こんな状態ですから、今年3月、フジテレビの平井文夫氏は、下村氏にズバリ、安倍総理は本当に任期中に憲法改正ができるのか?と聞いています。

その中で、こんな問いかけもしています。

2021年9月が安倍さんの総裁任期ですが、憲法9条を改正しないと安倍さんが総理をやった意味がないんじゃないかと思いますね。言い換えれば、これだけ長い間、長期政権でいろいろなことをやったのに、憲法9条を改正しないと、「なんで安倍さん、総理になったんですか」と言いたくなる人が多分いっぱいいると思うんですが?

www.fnn.jp

まさにその通りで、安倍総理が最大の目的としてきた憲法改正をあきらめたら、もう総理でいる意味がない、そう感じる国民はいるでしょう。そして、自公維で3分の2割れをして、憲法審査会を強引に進めても発議自体が出来ない、ということが明らかになれば、そうした世論は強くなっていくでしょう。

一方で、最近、総理の側近の萩生田光一氏は、憲法審査会の運営を「ワイルドに進める」べきと発言、謝罪しました。

www.jiji.com

総理自身、ごく最近も繰り返し、憲法改正を実現する、と言い続けています。

改憲派議員の集会に首相がメッセージ「議論を行う時」 - 毎日新聞

安倍首相 令和の時代に憲法改正 改めて意欲 | NHKニュース

下村氏の「職場放棄」発言と言い、萩生田氏の「ワイルド」発言と言い、憲法改正を現実に行うためではなく、一部の保守派のガス抜きのために言っているだけ、安倍総理も、形だけやりますと言って、コアな支持層に言い訳しているだけ、というのが実情ではないでしょうか。

7月の参院選憲法改正に賛成の政党が3分の2割れした後は、たとえ安倍総理自民党総裁として四選しても、3年後にまた3分の2を回復するのはまず無理でしょう。第一、世論調査を見れば、四選には国民が反対しています。

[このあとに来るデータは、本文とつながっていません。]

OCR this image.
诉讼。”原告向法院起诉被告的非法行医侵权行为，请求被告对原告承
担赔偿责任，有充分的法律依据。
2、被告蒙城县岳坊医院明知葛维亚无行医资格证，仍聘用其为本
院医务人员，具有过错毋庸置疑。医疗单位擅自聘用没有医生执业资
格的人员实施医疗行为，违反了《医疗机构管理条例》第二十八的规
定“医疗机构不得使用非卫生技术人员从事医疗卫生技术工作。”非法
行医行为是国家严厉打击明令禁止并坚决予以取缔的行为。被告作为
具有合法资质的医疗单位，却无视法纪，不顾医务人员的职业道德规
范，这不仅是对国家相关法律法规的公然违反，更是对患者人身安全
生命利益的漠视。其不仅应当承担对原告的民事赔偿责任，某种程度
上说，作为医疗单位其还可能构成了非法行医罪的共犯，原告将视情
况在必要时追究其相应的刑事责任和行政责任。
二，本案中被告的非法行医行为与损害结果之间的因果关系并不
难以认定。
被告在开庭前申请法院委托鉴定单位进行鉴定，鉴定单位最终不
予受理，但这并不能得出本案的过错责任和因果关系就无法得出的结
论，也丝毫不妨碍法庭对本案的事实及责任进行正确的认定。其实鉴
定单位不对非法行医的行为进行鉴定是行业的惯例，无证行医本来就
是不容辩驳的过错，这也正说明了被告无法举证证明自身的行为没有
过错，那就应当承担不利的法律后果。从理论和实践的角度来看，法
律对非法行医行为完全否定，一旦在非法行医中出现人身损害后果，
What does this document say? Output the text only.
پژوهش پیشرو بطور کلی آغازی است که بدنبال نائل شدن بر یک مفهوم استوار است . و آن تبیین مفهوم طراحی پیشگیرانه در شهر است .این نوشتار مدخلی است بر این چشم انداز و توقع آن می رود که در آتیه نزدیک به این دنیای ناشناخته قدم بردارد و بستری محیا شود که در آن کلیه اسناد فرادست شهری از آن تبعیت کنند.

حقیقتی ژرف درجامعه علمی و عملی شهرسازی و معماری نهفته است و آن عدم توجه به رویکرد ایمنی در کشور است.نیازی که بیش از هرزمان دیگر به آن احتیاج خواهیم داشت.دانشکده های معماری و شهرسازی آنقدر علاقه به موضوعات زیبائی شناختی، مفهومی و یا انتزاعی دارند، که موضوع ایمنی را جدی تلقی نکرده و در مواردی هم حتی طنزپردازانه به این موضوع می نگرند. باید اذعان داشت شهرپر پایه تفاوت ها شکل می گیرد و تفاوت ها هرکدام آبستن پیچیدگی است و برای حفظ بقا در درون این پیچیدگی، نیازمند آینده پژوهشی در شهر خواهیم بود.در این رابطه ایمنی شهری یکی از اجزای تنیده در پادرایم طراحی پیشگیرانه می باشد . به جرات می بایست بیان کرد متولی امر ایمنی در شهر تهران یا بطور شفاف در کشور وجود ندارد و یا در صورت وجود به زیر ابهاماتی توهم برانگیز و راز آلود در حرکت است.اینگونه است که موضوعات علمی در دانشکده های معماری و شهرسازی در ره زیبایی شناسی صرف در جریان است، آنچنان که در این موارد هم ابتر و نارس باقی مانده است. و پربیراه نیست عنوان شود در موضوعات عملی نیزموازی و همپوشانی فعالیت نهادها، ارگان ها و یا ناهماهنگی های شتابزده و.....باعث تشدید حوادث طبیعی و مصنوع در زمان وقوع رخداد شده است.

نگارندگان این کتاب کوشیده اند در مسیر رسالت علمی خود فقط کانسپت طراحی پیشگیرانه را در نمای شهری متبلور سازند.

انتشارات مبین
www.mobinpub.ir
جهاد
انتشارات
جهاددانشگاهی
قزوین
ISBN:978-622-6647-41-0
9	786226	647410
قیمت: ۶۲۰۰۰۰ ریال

https://news.tbs.co.jp/newsi_sp/yoron/backnumber/20190406/q4-1.html

参院選については、まだあくまで、3か月前の予測が出ただけではあります。しかし、自公維が3分の2割れをする確率は相当程度あります。もしそうなったら、安倍政権は最大の目的を失ったと見られ、求心力を失って、安倍退陣が現実味を帯びてくるはずです。